Japan’s organized crime syndicates, known as the yakuza, are fearsome organizations. With over 100,000 members between them, they hold considerable power and influence, going so far as having their own pension plans and magazines for “employees.” They even helped out with earthquake relief efforts—albeit for a profit.

But they are not unassailable. Japanese law does not make the existence of yakuza illegal, although many of their activities are, and a 2008 legal addition makes gang leaders liable for damages inflicted by members. The new law has inspired some plucky victims to fight back—and cash in. One such person, an un-named Japanese restaurateur from Nagoya, is using the law to sue crime-boss Kenichi Shinoda for a 17 million yen ($170,000) refund of protection money, a classic mafia-style arrangement whereby the yakuza agrees to prevent criminal damage to her restaurant for a fee, accompanied by an implicit threat if she stops paying.

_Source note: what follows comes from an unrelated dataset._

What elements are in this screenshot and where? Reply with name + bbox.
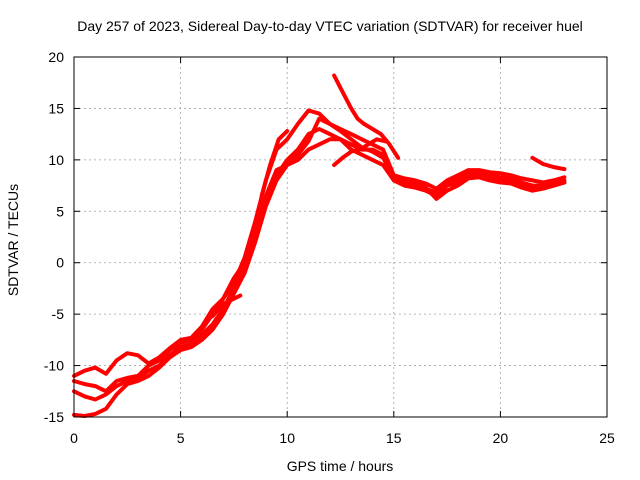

The plaintiff allegedly paid an affiliate of Kenichi’s Yamaguchi-gumi syndicate—the largest in Japan—around 10.85 million yen over 12 years, but, predictably, was threatened with arson by the gang when she stopped paying. Jake Adelstein, an investigative journalist and expert on yakuza, tweeted an ominous warning in reference to the case and the affiliated gang: “that’s a gutsy move,” he said, “in light of the fact that Kodo-kai members really did burn down a bar killing people in 2010.” The parents of one of the three people killed in that fire have also tried to sue Kenichi. Judging by previous cases, they might have a chance of winning.